Cáceres’ Corner Case 239 – SOLVED


Dear Friends,

Today’s case has been provided by my good friend Alberto Villanueva. PA radiograph of a 55-year-old male, taken during a workup for rectal carcinoma.

Diagnosis:

1. Metastasis
2. Pericardial cyst
3. Carcinoma of the lung
4. None of the above

More images will be shown next Wednesday. What do you see?

Click here to see images shown on Monday


Dear Friends,

in my opinion it is difficult to determine in the plain film the origin of large masses adjacent to the mediastinum. I am showing today coronal and axial enhanced CTs.

What do you think?

Click here to see more images


Click here to see the answer

Findings: PA radiograph shows a rounded well-defined mass at the costophrenic angle in the lower left hemithorax (A, arrow). We can infer that the mass is anterior because is displacing the heart towards the right and it does not obliterate the para-aortic line.
In my opinion, when a large mass if adjacent to the midline it is difficult to determine whether it is mediastinal or pulmonary.

Coronal and axial enhanced CT show a solid mediastinal mass with areas of necrosis (B-C, arrows). The most common solid lesion in the cardiophrenic angle are enlarged lymph nodes, which usually are multiple and not very large. In big soft-tissue tumors of this area a thymic origin should be suspected. Although thymic tumors originate in the anterior superior mediastinum, they may slide down along the mediastinal planes and appear at the cardiophrenic angle in the lower mediastinum.
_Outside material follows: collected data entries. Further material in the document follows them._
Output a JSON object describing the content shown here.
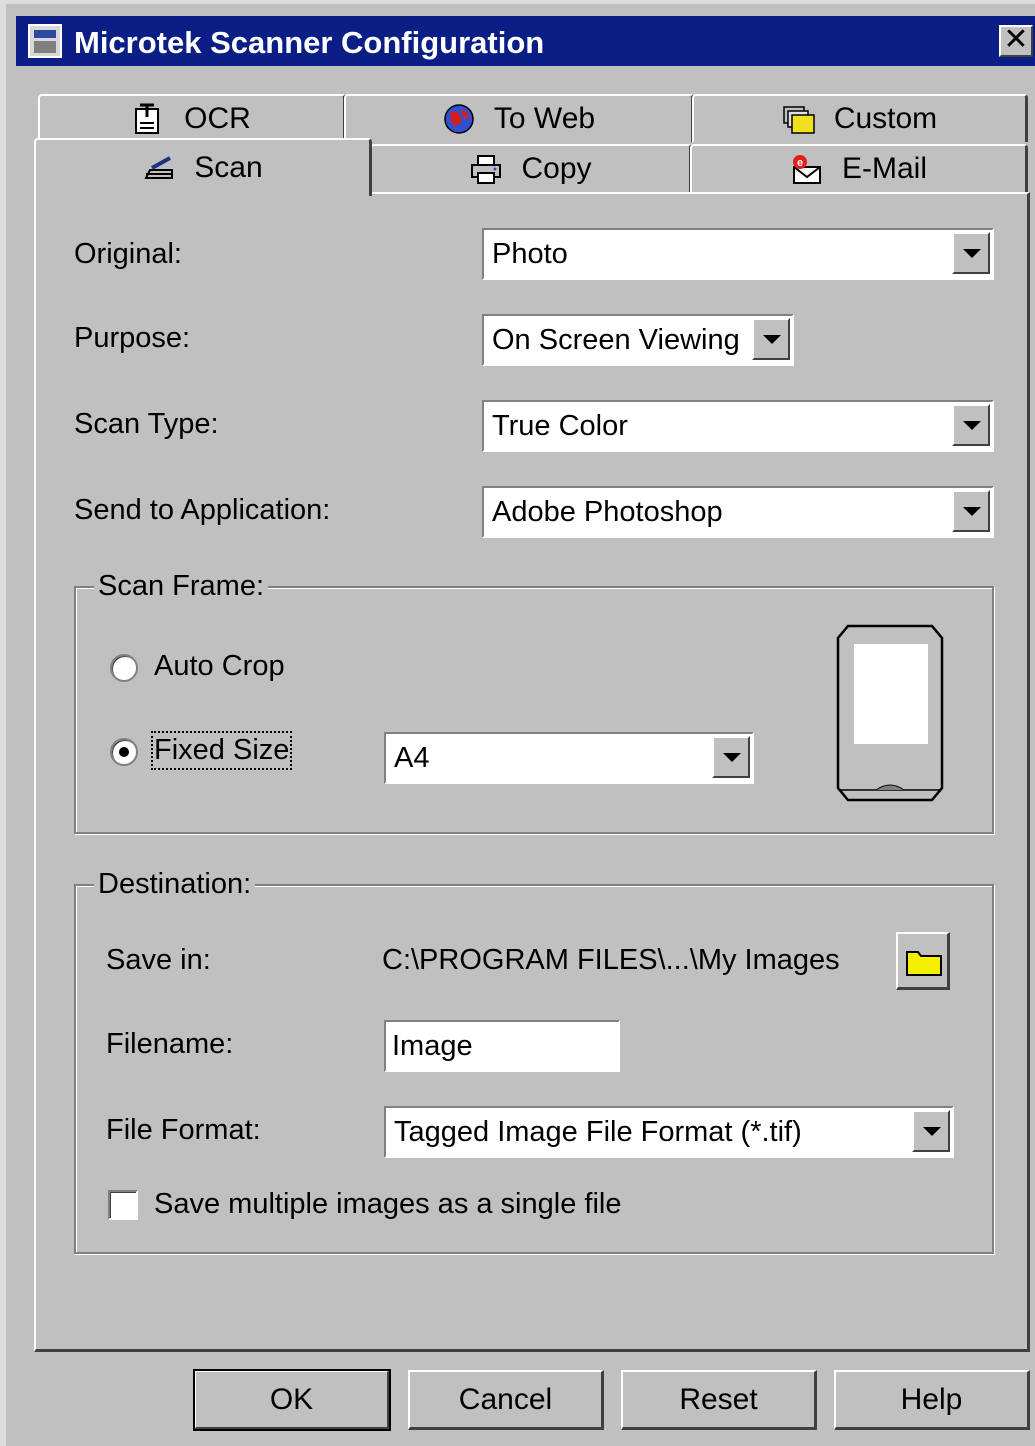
{
  "window": {
    "title": "Microtek Scanner Configuration",
    "close_label": "✕"
  },
  "tabs": {
    "row_top": [
      {
        "label": "OCR",
        "icon": "ocr-document-icon"
      },
      {
        "label": "To Web",
        "icon": "globe-icon"
      },
      {
        "label": "Custom",
        "icon": "folders-icon"
      }
    ],
    "row_bottom": [
      {
        "label": "Scan",
        "icon": "scanner-icon",
        "active": true
      },
      {
        "label": "Copy",
        "icon": "printer-icon"
      },
      {
        "label": "E-Mail",
        "icon": "email-icon"
      }
    ]
  },
  "settings": {
    "original": {
      "label": "Original:",
      "value": "Photo"
    },
    "purpose": {
      "label": "Purpose:",
      "value": "On Screen Viewing"
    },
    "scan_type": {
      "label": "Scan Type:",
      "value": "True Color"
    },
    "send_to": {
      "label": "Send to Application:",
      "value": "Adobe Photoshop"
    }
  },
  "scan_frame": {
    "title": "Scan Frame:",
    "auto_crop": {
      "label": "Auto Crop",
      "selected": false
    },
    "fixed_size": {
      "label": "Fixed Size",
      "selected": true
    },
    "size_value": "A4"
  },
  "destination": {
    "title": "Destination:",
    "save_in": {
      "label": "Save in:",
      "path": "C:\\PROGRAM FILES\\...\\My Images"
    },
    "filename": {
      "label": "Filename:",
      "value": "Image"
    },
    "file_format": {
      "label": "File Format:",
      "value": "Tagged Image File Format (*.tif)"
    },
    "multi_single": {
      "label": "Save multiple images as a single file",
      "checked": false
    }
  },
  "buttons": {
    "ok": "OK",
    "cancel": "Cancel",
    "reset": "Reset",
    "help": "Help"
  }
}
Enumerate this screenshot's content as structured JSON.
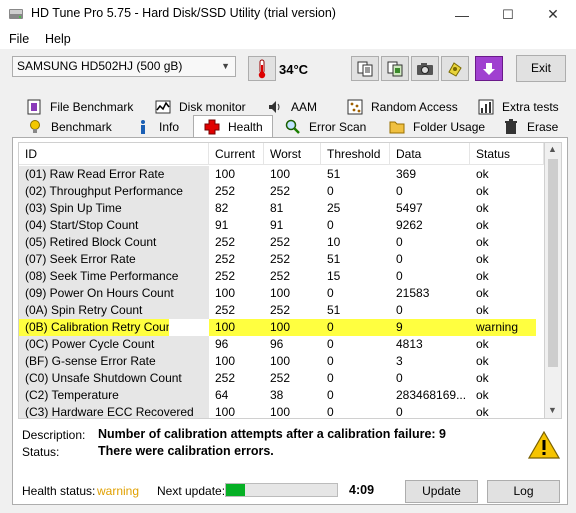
{
  "window": {
    "title": "HD Tune Pro 5.75 - Hard Disk/SSD Utility (trial version)",
    "minimize": "—",
    "maximize": "☐",
    "close": "✕"
  },
  "menu": {
    "file": "File",
    "help": "Help"
  },
  "toolbar": {
    "drive": "SAMSUNG HD502HJ (500 gB)",
    "temperature": "34°C",
    "exit": "Exit",
    "icons": [
      "thermometer-icon",
      "copy-text-icon",
      "copy-screen-icon",
      "camera-icon",
      "disk-tool-icon",
      "download-icon"
    ]
  },
  "tabs": {
    "row1": [
      {
        "label": "File Benchmark",
        "icon": "file-benchmark-icon"
      },
      {
        "label": "Disk monitor",
        "icon": "disk-monitor-icon"
      },
      {
        "label": "AAM",
        "icon": "speaker-icon"
      },
      {
        "label": "Random Access",
        "icon": "random-access-icon"
      },
      {
        "label": "Extra tests",
        "icon": "extra-tests-icon"
      }
    ],
    "row2": [
      {
        "label": "Benchmark",
        "icon": "benchmark-icon"
      },
      {
        "label": "Info",
        "icon": "info-icon"
      },
      {
        "label": "Health",
        "icon": "health-cross-icon",
        "active": true
      },
      {
        "label": "Error Scan",
        "icon": "magnifier-icon"
      },
      {
        "label": "Folder Usage",
        "icon": "folder-icon"
      },
      {
        "label": "Erase",
        "icon": "trash-icon"
      }
    ]
  },
  "table": {
    "columns": [
      "ID",
      "Current",
      "Worst",
      "Threshold",
      "Data",
      "Status"
    ],
    "rows": [
      [
        "(01) Raw Read Error Rate",
        "100",
        "100",
        "51",
        "369",
        "ok"
      ],
      [
        "(02) Throughput Performance",
        "252",
        "252",
        "0",
        "0",
        "ok"
      ],
      [
        "(03) Spin Up Time",
        "82",
        "81",
        "25",
        "5497",
        "ok"
      ],
      [
        "(04) Start/Stop Count",
        "91",
        "91",
        "0",
        "9262",
        "ok"
      ],
      [
        "(05) Retired Block Count",
        "252",
        "252",
        "10",
        "0",
        "ok"
      ],
      [
        "(07) Seek Error Rate",
        "252",
        "252",
        "51",
        "0",
        "ok"
      ],
      [
        "(08) Seek Time Performance",
        "252",
        "252",
        "15",
        "0",
        "ok"
      ],
      [
        "(09) Power On Hours Count",
        "100",
        "100",
        "0",
        "21583",
        "ok"
      ],
      [
        "(0A) Spin Retry Count",
        "252",
        "252",
        "51",
        "0",
        "ok"
      ],
      [
        "(0B) Calibration Retry Count",
        "100",
        "100",
        "0",
        "9",
        "warning"
      ],
      [
        "(0C) Power Cycle Count",
        "96",
        "96",
        "0",
        "4813",
        "ok"
      ],
      [
        "(BF) G-sense Error Rate",
        "100",
        "100",
        "0",
        "3",
        "ok"
      ],
      [
        "(C0) Unsafe Shutdown Count",
        "252",
        "252",
        "0",
        "0",
        "ok"
      ],
      [
        "(C2) Temperature",
        "64",
        "38",
        "0",
        "283468169...",
        "ok"
      ],
      [
        "(C3) Hardware ECC Recovered",
        "100",
        "100",
        "0",
        "0",
        "ok"
      ]
    ],
    "warning_row": 9
  },
  "details": {
    "description_label": "Description:",
    "description": "Number of calibration attempts after a calibration failure: 9",
    "status_label": "Status:",
    "status": "There were calibration errors."
  },
  "footer": {
    "health_label": "Health status:",
    "health_value": "warning",
    "next_update_label": "Next update:",
    "progress": 0.17,
    "time": "4:09",
    "update": "Update",
    "log": "Log"
  },
  "colors": {
    "warning_row": "#ffff40",
    "warning_text": "#e0a000",
    "progress": "#06b025"
  }
}
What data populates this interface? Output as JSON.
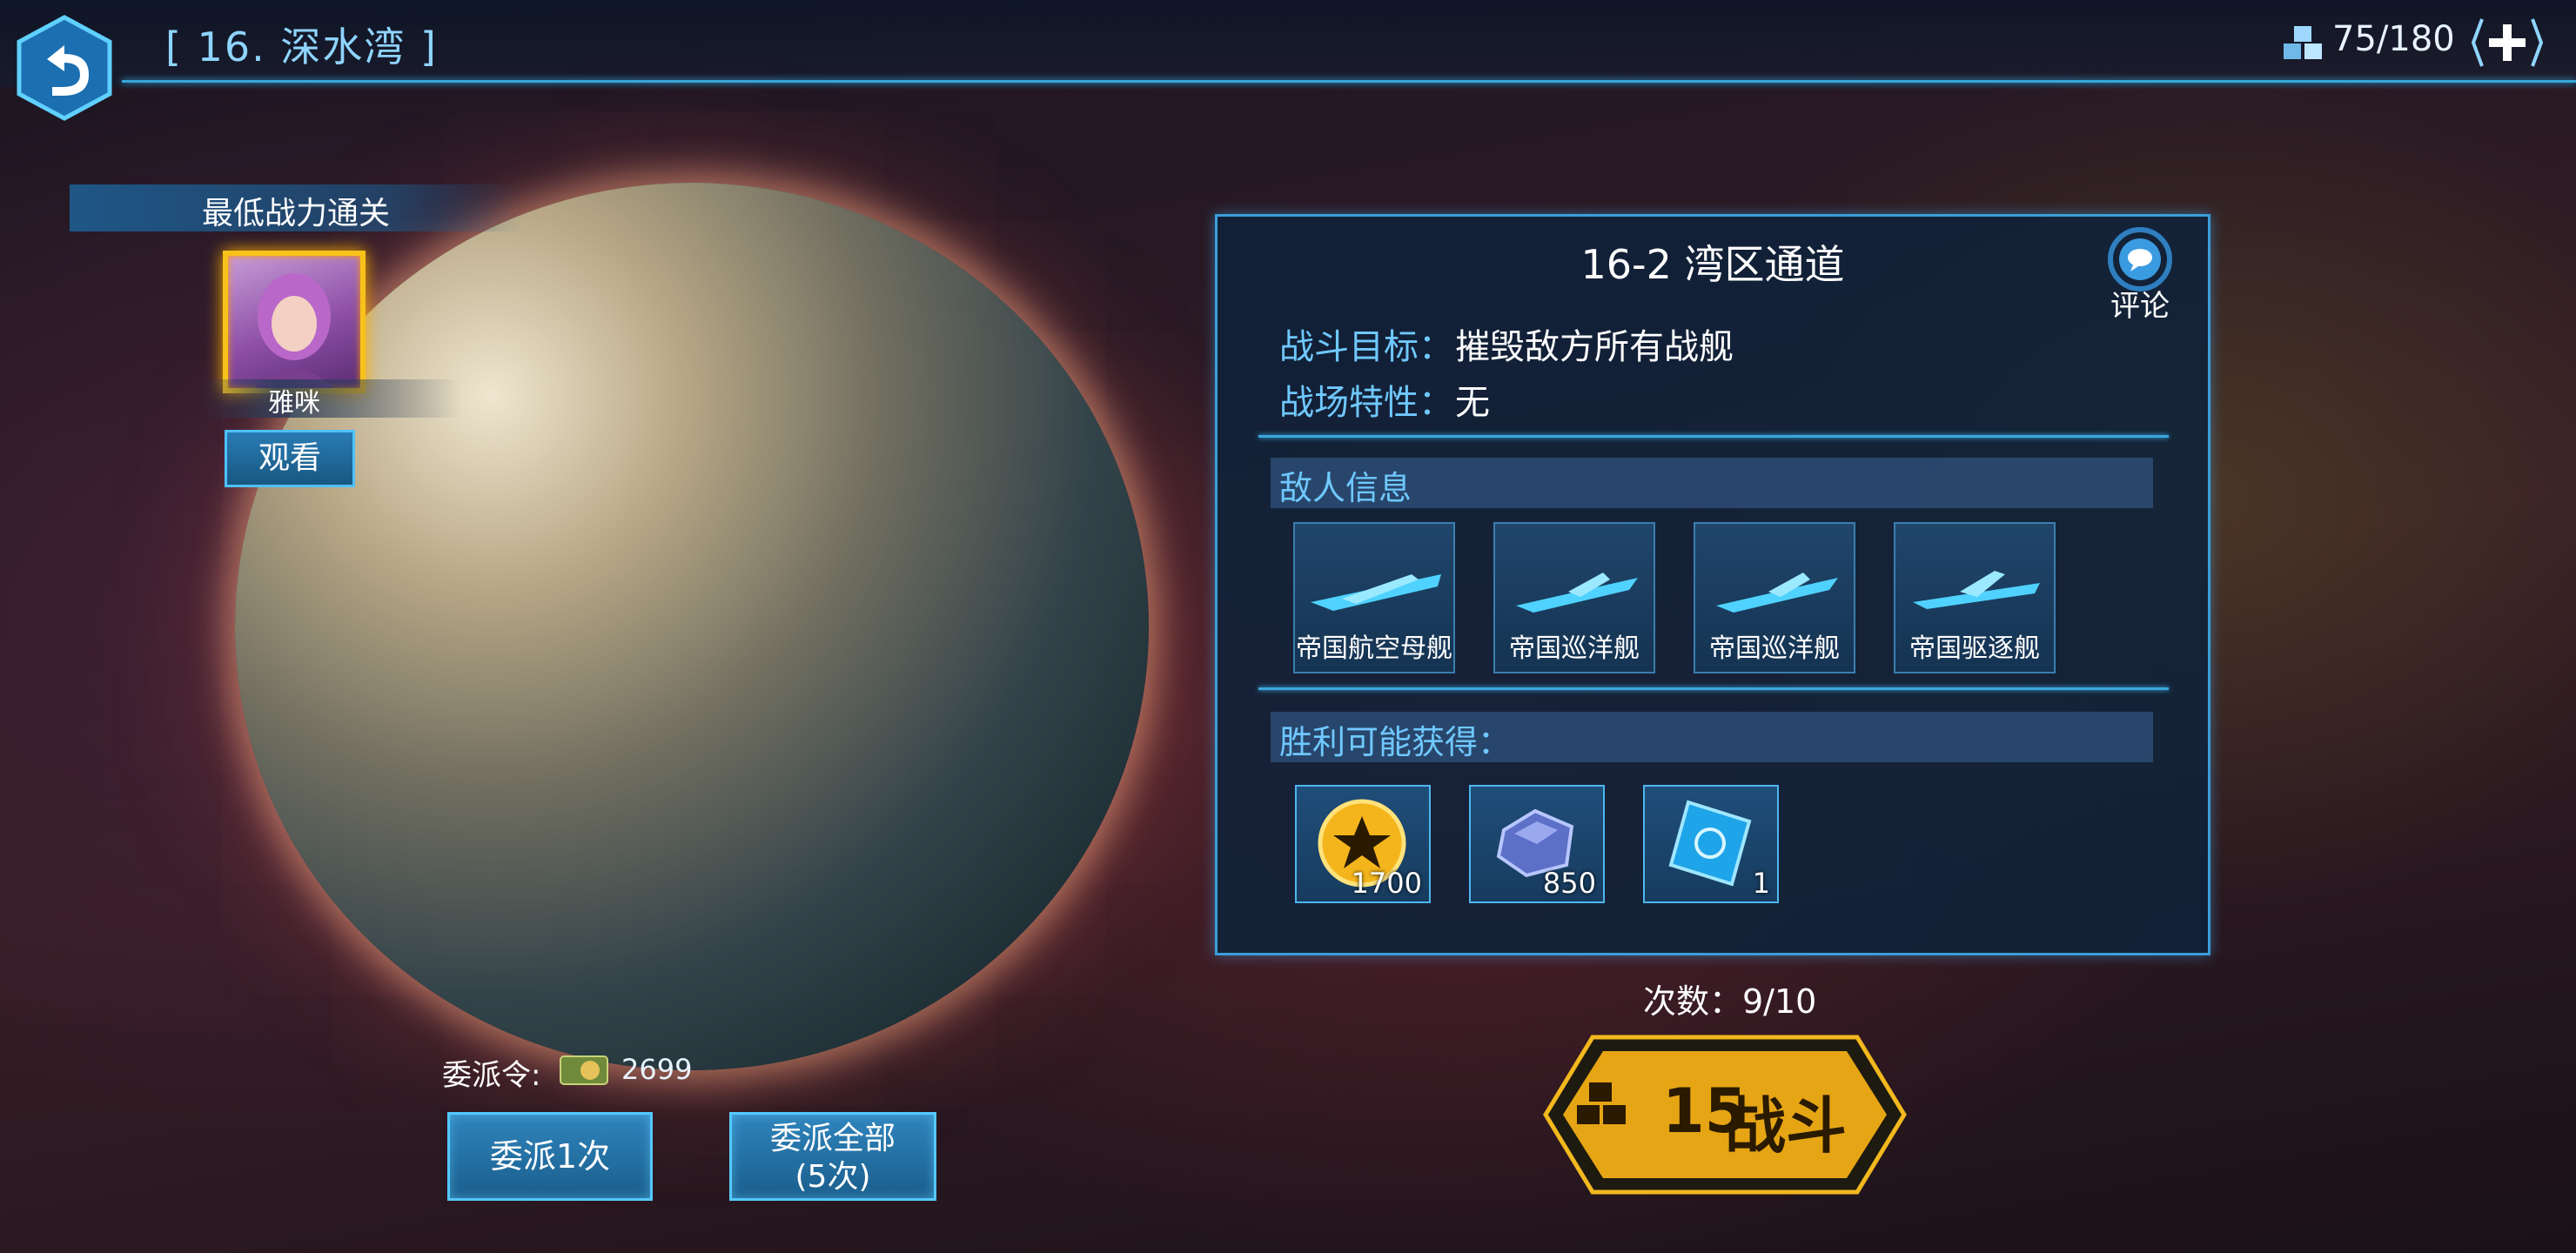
{
  "header": {
    "stage_title": "[ 16. 深水湾 ]",
    "energy": "75/180"
  },
  "min_power": {
    "title": "最低战力通关",
    "player_name": "雅咪",
    "watch_label": "观看"
  },
  "dispatch": {
    "label": "委派令:",
    "token_count": "2699",
    "once_label": "委派1次",
    "all_label_line1": "委派全部",
    "all_label_line2": "(5次)"
  },
  "panel": {
    "stage_name": "16-2 湾区通道",
    "comment_label": "评论",
    "objective_label": "战斗目标：",
    "objective_value": "摧毁敌方所有战舰",
    "feature_label": "战场特性：",
    "feature_value": "无",
    "enemy_section": "敌人信息",
    "enemies": [
      {
        "name": "帝国航空母舰",
        "icon": "carrier-ship-icon"
      },
      {
        "name": "帝国巡洋舰",
        "icon": "cruiser-ship-icon"
      },
      {
        "name": "帝国巡洋舰",
        "icon": "cruiser-ship-icon"
      },
      {
        "name": "帝国驱逐舰",
        "icon": "destroyer-ship-icon"
      }
    ],
    "reward_section": "胜利可能获得：",
    "rewards": [
      {
        "icon": "gold-coin-icon",
        "count": "1700"
      },
      {
        "icon": "crystal-ore-icon",
        "count": "850"
      },
      {
        "icon": "blueprint-chip-icon",
        "count": "1"
      }
    ]
  },
  "battle": {
    "attempts": "次数：9/10",
    "cost": "15",
    "label": "战斗"
  },
  "colors": {
    "accent_blue": "#3b9ed8",
    "label_blue": "#6fc8ff",
    "battle_gold": "#f2b81e"
  }
}
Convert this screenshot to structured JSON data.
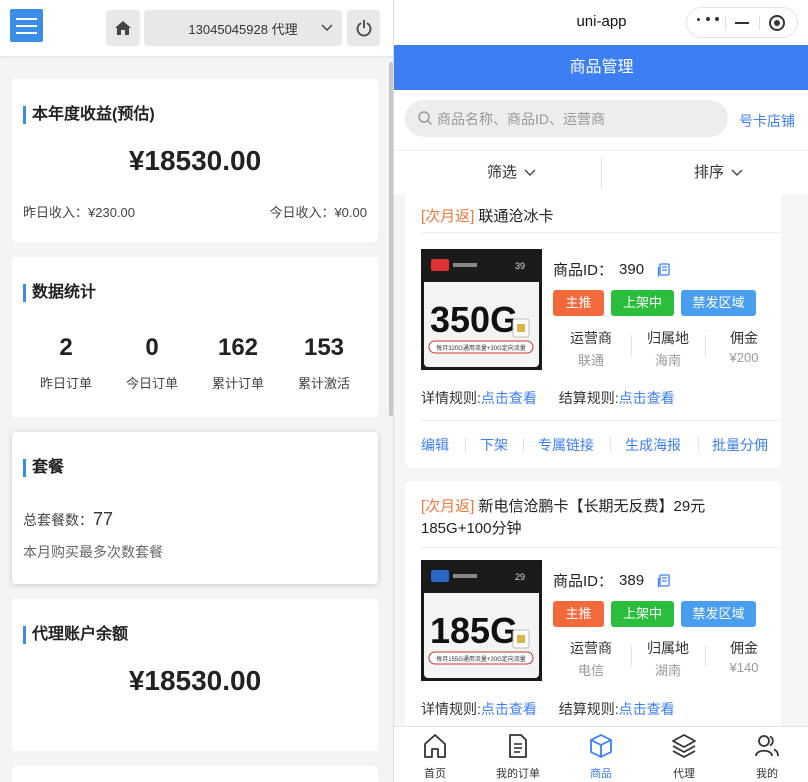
{
  "left": {
    "account": "13045045928 代理",
    "annual_card": {
      "title": "本年度收益(预估)",
      "amount": "¥18530.00",
      "yesterday": "昨日收入：¥230.00",
      "today": "今日收入：¥0.00"
    },
    "stats_card": {
      "title": "数据统计",
      "items": [
        {
          "value": "2",
          "label": "昨日订单"
        },
        {
          "value": "0",
          "label": "今日订单"
        },
        {
          "value": "162",
          "label": "累计订单"
        },
        {
          "value": "153",
          "label": "累计激活"
        }
      ]
    },
    "package_card": {
      "title": "套餐",
      "total_label": "总套餐数：",
      "total_value": "77",
      "note": "本月购买最多次数套餐"
    },
    "balance_card": {
      "title": "代理账户余额",
      "amount": "¥18530.00"
    }
  },
  "right": {
    "sys_title": "uni-app",
    "nav_title": "商品管理",
    "search_placeholder": "商品名称、商品ID、运营商",
    "shop_link": "号卡店铺",
    "filter_label": "筛选",
    "sort_label": "排序",
    "products": [
      {
        "tag": "[次月返]",
        "name": "联通沧冰卡",
        "id_label": "商品ID：",
        "id": "390",
        "badges": [
          "主推",
          "上架中",
          "禁发区域"
        ],
        "operator_key": "运营商",
        "operator": "联通",
        "region_key": "归属地",
        "region": "海南",
        "commission_key": "佣金",
        "commission": "¥200",
        "detail_rule": "详情规则:",
        "detail_link": "点击查看",
        "settle_rule": "结算规则:",
        "settle_link": "点击查看",
        "actions": [
          "编辑",
          "下架",
          "专属链接",
          "生成海报",
          "批量分佣"
        ],
        "image": {
          "data_amount": "350G",
          "price": "39",
          "caption": "每月320G通用流量+30G定向流量"
        }
      },
      {
        "tag": "[次月返]",
        "name": "新电信沧鹏卡【长期无反费】29元185G+100分钟",
        "id_label": "商品ID：",
        "id": "389",
        "badges": [
          "主推",
          "上架中",
          "禁发区域"
        ],
        "operator_key": "运营商",
        "operator": "电信",
        "region_key": "归属地",
        "region": "湖南",
        "commission_key": "佣金",
        "commission": "¥140",
        "detail_rule": "详情规则:",
        "detail_link": "点击查看",
        "settle_rule": "结算规则:",
        "settle_link": "点击查看",
        "image": {
          "data_amount": "185G",
          "price": "29",
          "caption": "每月155G通用流量+30G定向流量"
        }
      }
    ],
    "tabs": [
      "首页",
      "我的订单",
      "商品",
      "代理",
      "我的"
    ],
    "active_tab": "商品",
    "colors": {
      "primary": "#3c7ff5",
      "badge_main": "#f26a3c",
      "badge_online": "#2bbd3c",
      "badge_region": "#4a9ef0",
      "tag": "#ee7a3c"
    }
  }
}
Biopsy confirmed the diagnosis of thymoma.

Final diagnosis: mediastinal thymoma

Congratulations to Mohamed Abdulghaffarand MK who were the first to suggest the correct diagnosis

Teaching point: Remember that CT is very helpful in diagnosing cardiophrenic angle masses according to their radiographic density: fat (pericardial fat pad, Morgagni’s hernia); fluid (pericardial cyst) and soft-tissue ( lymphadenopahy and the occasional thymic tumour).